La belle et longue histoire d’engagement de Colette Doré Thibault

Encore une fois cette année, Colette Doré Thibault et son équipe ont fait de petits miracles . Photo Médialo Pierre Chartier.
Encore une fois cette année, Colette Doré Thibault et son équipe ont fait de petits miracles . Photo Médialo Pierre Chartier.

Née dans une famille de six enfants où elle était la seule fille, Colette Doré Thibault a su, dès un jeune âge, faire sa place. Cofondatrice de l’organisme Fin à la Faim, elle se réjouit de la route parcourue depuis.

Son intérêt pour l’engagement communautaire est en quelque sorte inné. Sa famille lui a inculqué rapidement l’importance de se soucier des autres. Dès lors, avec son conjoint, avec qui elle savoure la vie aujourd’hui depuis 42 ans de mariage, ils cherchaient éperdument à redonner.

« On a vu des gens qui étaient en difficulté financière et qui avaient de la misère à nourrir leurs enfants », raconte celle qui s’impliquait à l’époque pour un autre organisme repentignois.

En 1994, elle fonde l’organisme d’aide alimentaire aux familles et remarque rapidement, par les observations de ses enfants d’âge primaire, des besoins élémentaires manquants chez leurs collègues de classe. « Mon fils me disait : maman, tel ami mange seulement des sandwichs au ketchup, d’autres ont des sacs de plastique dans leurs bottes parce qu’elles sont trouées, un autre n’a pas de bas dans ses pieds », se remémore-t-elle.

Aujourd’hui, forte d’une carrière de 32 ans derrière Fin à la Faim, les besoins sont tout aussi présents, voire plus en raison d’une clientèle grandissante. « Dans les dernières années, le coût de la vie est tellement cher, c’est rendu des gens de la classe moyenne, des travailleurs, mais ils ne font pas assez pour faire vivre leur famille convenablement », remarque-t-elle.
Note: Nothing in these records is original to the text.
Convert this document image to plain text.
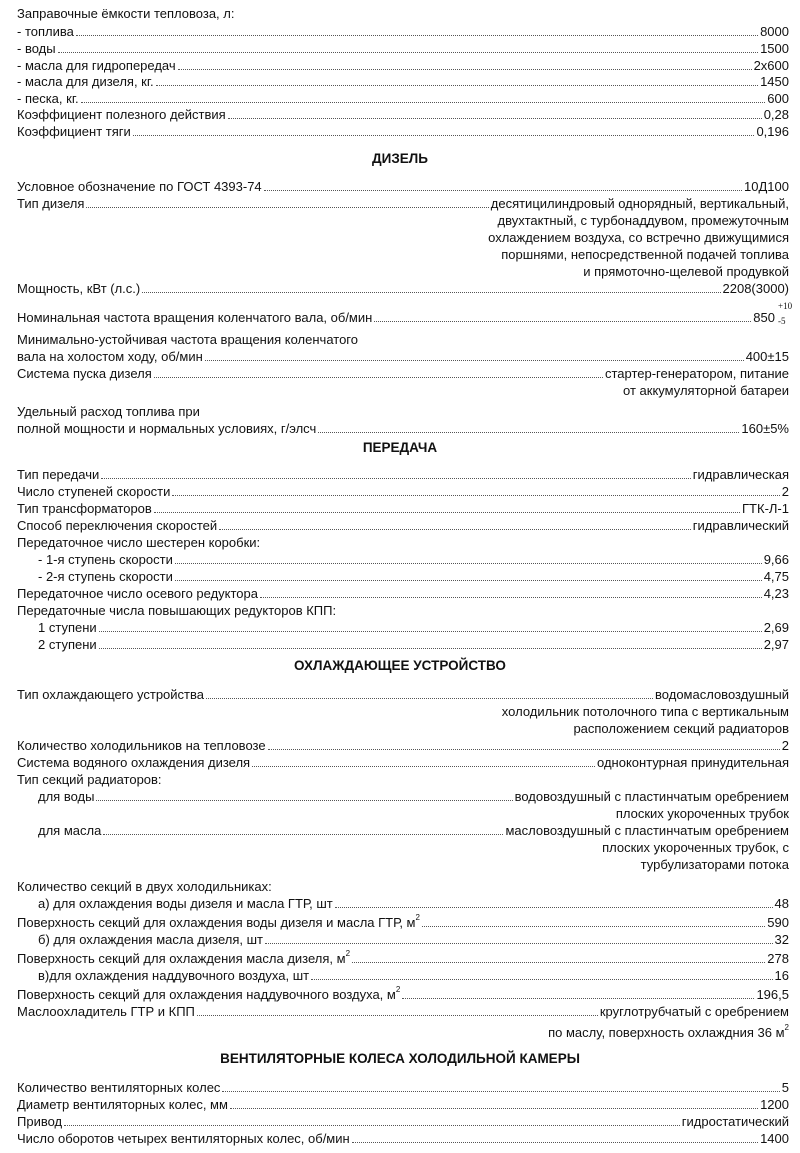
Заправочные ёмкости тепловоза, л:
- топлива	8000
- воды	1500
- масла для гидропередач	2x600
- масла для дизеля, кг.	1450
- песка, кг.	600
Коэффициент полезного действия	0,28
Коэффициент тяги	0,196
ДИЗЕЛЬ
Условное обозначение по ГОСТ 4393-74	10Д100
Тип дизеля	десятицилиндровый однорядный, вертикальный,
двухтактный, с турбонаддувом, промежуточным
охлаждением воздуха, со встречно движущимися
поршнями, непосредственной подачей топлива
и прямоточно-щелевой продувкой
Мощность, кВт (л.с.)	2208(3000)
Номинальная частота вращения коленчатого вала, об/мин	850
+10
-5
Минимально-устойчивая частота вращения коленчатого
вала на холостом ходу, об/мин	400±15
Система пуска дизеля	стартер-генератором, питание
от аккумуляторной батареи
Удельный расход топлива при
полной мощности и нормальных условиях, г/элсч	160±5%
ПЕРЕДАЧА
Тип передачи	гидравлическая
Число ступеней скорости	2
Тип трансформаторов	ГТК-Л-1
Способ переключения скоростей	гидравлический
Передаточное число шестерен коробки:
- 1-я ступень скорости	9,66
- 2-я ступень скорости	4,75
Передаточное число осевого редуктора	4,23
Передаточные числа повышающих редукторов КПП:
1 ступени	2,69
2 ступени	2,97
ОХЛАЖДАЮЩЕЕ УСТРОЙСТВО
Тип охлаждающего устройства	водомасловоздушный
холодильник потолочного типа с вертикальным
расположением секций радиаторов
Количество холодильников на тепловозе	2
Система водяного охлаждения дизеля	одноконтурная принудительная
Тип секций радиаторов:
для воды	водовоздушный с пластинчатым оребрением
плоских укороченных трубок
для масла	масловоздушный с пластинчатым оребрением
плоских укороченных трубок, с
турбулизаторами потока
Количество секций в двух холодильниках:
а) для охлаждения воды дизеля и масла ГТР, шт	48
Поверхность секций для охлаждения воды дизеля и масла ГТР, $м^2$	590
б) для охлаждения масла дизеля, шт	32
Поверхность секций для охлаждения масла дизеля, $м^2$	278
в)для охлаждения наддувочного воздуха, шт	16
Поверхность секций для охлаждения наддувочного воздуха, $м^2$	196,5
Маслоохладитель ГТР и КПП	круглотрубчатый с оребрением
по маслу, поверхность охлаждния 36 $м^2$
ВЕНТИЛЯТОРНЫЕ КОЛЕСА ХОЛОДИЛЬНОЙ КАМЕРЫ
Количество вентиляторных колес	5
Диаметр вентиляторных колес, мм	1200
Привод	гидростатический
Число оборотов четырех вентиляторных колес, об/мин	1400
Des bénéficiaires nombreux

En pleine collecte d’informations dans le cadre de leur rapport annuel, les chiffres sont frappants. En moyenne, 217 familles ont bénéficié de leur service, en plus des 30 000 portions distribuées. « C’est énormément de monde. Ça vient aussi avec certains défis. Nous sommes chanceux, notre banque alimentaire s’approvisionne de tous les commerces de la région en raison de notre durabilité. On a fait nos preuves », affirme-t-elle.

Il demeure que pour redonner autant, il faut être entouré. Colette peut compter sur l’apport de six employés et plus de 80 bénévoles. C’est sans oublier leur comité de levée de fonds, mené par des gens d’affaires tel Peter Fogarty, qui en est à sa 15e année à titre de président d’honneur.

« Il y a toujours eu les bonnes personnes autour de moi. Si Fin à la faim est devenu ce que c’est, c’est grâce à tous les gens qui se sont greffés autour de cette mission-là », conclut-elle.